NASA’s DART Data Validates Kinetic Impact as Planetary Defense Method

This video shows images acquired by the Hubble Space Telescope starting at 1.3 hours before DART’s impact to 18.5 days after impact.

Credit: NASA/European Space Agency/Space Telescope Science Institute/Hubble Space Telescope

Since NASA’s successfully impacted its target over five months ago, on Sept. 26 — altering the orbit of the asteroid moonlet Dimorphos by a whopping 33 minutes — the DART team has been hard at work analyzing the data collected from the world’s first planetary defense test mission.

The DART mission employed an asteroid-deflection technique known as a “kinetic impactor,” which in simplest terms means smashing a thing into another thing — in this case, a spacecraft into an asteroid. From the data, the DART investigation team, led by the Johns Hopkins Applied Physics Laboratory (APL) in Laurel, Maryland, found that a kinetic impactor mission like DART can be effective in altering the trajectory of an asteroid, a big step toward the goal of preventing future asteroid strikes on Earth. These findings were published in four papers in the journal Nature.

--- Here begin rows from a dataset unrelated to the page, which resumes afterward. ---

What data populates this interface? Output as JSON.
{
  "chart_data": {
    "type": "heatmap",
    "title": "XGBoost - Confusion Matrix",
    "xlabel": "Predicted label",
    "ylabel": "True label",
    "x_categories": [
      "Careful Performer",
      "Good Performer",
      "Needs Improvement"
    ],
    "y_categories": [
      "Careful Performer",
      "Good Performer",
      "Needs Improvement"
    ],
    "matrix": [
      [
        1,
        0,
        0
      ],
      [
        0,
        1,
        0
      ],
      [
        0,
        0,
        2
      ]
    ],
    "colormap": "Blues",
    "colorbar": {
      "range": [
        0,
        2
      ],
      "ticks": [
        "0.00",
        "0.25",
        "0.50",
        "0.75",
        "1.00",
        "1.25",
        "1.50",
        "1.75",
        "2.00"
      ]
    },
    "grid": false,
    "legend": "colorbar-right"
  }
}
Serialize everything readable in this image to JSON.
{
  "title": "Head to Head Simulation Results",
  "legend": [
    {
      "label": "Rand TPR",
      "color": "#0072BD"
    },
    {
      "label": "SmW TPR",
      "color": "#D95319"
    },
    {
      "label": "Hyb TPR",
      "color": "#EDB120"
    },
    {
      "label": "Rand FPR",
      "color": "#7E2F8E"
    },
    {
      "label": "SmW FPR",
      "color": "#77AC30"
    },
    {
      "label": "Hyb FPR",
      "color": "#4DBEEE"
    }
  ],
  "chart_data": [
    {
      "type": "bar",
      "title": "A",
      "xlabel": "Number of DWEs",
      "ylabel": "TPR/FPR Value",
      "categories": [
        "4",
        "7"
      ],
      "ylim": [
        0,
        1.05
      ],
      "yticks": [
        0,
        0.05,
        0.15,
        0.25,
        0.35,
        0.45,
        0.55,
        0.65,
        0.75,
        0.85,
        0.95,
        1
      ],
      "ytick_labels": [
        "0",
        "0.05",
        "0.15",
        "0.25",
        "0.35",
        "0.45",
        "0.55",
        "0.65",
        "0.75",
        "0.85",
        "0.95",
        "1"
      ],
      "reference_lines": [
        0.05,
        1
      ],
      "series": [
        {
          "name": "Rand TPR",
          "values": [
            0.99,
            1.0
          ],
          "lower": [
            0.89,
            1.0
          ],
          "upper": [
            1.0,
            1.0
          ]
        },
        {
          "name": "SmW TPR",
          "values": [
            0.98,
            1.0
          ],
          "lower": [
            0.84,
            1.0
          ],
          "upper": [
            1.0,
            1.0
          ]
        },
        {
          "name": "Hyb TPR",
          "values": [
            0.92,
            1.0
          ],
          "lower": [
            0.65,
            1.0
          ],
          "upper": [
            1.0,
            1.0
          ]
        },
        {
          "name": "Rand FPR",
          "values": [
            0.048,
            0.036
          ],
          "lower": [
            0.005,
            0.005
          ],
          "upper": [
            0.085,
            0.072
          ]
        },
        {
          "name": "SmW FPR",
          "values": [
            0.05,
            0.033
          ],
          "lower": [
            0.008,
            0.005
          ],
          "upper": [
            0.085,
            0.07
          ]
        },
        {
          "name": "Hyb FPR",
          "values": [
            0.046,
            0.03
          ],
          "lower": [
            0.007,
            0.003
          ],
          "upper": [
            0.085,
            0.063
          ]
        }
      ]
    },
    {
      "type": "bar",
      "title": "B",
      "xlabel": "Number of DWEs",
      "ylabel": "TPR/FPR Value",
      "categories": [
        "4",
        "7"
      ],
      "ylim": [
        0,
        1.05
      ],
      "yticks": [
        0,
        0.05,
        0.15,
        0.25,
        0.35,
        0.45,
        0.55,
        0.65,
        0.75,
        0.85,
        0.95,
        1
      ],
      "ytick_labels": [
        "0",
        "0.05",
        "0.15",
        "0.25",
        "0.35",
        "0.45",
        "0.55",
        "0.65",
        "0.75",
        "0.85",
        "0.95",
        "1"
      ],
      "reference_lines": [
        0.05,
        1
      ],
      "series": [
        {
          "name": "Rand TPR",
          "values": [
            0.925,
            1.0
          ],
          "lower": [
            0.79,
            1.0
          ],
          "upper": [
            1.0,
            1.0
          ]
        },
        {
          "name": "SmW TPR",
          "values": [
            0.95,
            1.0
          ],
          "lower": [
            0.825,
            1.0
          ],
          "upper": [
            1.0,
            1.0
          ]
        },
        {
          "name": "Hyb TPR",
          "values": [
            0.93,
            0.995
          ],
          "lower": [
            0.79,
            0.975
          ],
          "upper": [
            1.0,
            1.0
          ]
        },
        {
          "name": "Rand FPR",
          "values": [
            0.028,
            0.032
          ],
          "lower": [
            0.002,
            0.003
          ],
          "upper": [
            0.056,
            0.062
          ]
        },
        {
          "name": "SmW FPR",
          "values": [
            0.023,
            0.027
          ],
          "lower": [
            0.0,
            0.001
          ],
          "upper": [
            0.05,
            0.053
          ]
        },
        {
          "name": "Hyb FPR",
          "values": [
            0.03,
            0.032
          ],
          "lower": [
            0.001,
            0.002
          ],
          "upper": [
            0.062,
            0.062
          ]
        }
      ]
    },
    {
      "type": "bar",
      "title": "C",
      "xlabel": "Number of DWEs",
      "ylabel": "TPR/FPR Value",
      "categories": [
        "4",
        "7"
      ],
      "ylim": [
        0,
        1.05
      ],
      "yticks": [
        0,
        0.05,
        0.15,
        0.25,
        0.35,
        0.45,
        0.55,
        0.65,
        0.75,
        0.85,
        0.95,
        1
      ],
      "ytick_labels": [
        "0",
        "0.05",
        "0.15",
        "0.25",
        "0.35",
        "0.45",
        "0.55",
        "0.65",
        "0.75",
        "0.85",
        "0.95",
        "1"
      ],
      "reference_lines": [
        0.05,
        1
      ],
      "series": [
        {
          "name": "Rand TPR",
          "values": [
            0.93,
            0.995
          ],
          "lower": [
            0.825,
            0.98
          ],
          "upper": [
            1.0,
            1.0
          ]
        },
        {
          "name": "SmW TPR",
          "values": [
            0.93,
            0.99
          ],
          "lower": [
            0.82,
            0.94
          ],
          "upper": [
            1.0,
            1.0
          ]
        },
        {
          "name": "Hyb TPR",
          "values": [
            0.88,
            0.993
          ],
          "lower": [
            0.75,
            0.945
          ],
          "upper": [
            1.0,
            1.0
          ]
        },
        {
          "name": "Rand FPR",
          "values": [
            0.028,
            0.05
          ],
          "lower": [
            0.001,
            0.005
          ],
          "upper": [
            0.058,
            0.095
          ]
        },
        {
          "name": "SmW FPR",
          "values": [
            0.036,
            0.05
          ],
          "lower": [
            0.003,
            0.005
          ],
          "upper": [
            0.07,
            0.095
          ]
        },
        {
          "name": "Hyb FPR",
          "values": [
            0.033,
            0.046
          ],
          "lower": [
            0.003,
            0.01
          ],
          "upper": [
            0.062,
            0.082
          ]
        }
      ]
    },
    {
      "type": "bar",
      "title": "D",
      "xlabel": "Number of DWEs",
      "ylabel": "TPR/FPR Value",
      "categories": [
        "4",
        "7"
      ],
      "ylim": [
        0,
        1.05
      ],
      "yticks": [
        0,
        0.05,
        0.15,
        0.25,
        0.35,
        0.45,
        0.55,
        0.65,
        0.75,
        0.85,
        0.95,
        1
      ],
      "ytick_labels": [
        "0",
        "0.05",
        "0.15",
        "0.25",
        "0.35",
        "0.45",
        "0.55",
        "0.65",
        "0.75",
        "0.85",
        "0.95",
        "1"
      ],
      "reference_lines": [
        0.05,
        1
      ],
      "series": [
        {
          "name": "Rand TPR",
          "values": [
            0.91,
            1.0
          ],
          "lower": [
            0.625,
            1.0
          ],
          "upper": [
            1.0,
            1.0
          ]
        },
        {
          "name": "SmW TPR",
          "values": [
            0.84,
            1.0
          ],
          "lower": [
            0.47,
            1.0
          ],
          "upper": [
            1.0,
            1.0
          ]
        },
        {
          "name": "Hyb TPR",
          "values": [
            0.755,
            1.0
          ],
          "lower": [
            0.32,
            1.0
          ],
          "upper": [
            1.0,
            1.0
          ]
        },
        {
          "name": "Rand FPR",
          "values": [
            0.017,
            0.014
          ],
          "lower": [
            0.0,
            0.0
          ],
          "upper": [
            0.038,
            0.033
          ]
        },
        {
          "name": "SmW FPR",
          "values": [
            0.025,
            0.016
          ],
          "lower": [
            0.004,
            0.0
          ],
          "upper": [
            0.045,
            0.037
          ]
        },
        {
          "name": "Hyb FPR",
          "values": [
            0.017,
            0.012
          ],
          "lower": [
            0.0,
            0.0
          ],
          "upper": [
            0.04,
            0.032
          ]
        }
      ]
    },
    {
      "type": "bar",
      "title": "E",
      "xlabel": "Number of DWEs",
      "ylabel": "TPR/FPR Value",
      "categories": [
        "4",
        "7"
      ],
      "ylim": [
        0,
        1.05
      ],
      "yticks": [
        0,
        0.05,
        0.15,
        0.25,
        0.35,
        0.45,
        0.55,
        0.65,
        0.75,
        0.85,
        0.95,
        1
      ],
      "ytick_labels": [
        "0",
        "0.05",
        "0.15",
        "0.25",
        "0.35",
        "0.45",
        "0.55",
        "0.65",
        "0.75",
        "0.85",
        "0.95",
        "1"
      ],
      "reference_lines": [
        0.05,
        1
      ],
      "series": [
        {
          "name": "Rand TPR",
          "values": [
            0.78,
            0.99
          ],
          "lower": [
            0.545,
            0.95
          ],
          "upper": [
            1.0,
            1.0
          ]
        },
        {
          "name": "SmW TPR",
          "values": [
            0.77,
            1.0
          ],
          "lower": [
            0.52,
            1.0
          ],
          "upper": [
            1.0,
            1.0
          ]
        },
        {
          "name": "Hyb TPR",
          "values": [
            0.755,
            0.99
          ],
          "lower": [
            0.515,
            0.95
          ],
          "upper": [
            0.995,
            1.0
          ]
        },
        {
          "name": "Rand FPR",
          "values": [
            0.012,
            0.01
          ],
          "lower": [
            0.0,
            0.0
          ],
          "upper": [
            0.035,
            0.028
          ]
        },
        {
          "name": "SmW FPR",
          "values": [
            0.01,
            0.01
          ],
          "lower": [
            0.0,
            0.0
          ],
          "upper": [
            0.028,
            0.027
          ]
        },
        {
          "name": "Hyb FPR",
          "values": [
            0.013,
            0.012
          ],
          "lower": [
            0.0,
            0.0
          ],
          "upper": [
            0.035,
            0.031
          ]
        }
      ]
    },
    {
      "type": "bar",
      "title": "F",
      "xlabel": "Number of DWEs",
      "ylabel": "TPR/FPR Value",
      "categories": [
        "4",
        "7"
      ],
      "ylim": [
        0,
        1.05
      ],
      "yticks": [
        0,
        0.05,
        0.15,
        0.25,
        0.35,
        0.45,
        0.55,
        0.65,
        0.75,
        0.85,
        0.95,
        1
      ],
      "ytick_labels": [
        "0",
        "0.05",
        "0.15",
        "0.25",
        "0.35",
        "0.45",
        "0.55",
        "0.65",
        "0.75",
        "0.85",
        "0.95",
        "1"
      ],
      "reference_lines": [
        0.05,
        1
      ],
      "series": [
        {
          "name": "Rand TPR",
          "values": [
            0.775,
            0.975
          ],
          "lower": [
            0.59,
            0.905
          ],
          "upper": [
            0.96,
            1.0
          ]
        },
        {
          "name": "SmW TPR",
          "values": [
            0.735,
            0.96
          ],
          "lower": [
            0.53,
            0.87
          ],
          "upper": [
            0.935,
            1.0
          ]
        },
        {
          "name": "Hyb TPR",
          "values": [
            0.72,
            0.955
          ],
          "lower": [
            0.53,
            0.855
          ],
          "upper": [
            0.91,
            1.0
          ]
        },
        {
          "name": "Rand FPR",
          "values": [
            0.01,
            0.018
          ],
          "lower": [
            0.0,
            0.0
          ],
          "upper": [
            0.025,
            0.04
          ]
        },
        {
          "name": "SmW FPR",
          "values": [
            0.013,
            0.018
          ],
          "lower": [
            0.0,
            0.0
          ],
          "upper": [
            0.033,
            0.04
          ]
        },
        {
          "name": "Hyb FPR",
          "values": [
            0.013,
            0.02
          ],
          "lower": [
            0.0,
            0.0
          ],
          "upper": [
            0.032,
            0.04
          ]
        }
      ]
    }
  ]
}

“I cheered when DART slammed head on into the asteroid for the world’s first planetary defense technology demonstration, and that was just the start,” said Nicola Fox, associate administrator for the Science Mission Directorate at NASA Headquarters in Washington. “These findings add to our fundamental understanding of asteroids and build a foundation for how humanity can defend Earth from a potentially hazardous asteroid by altering its course.”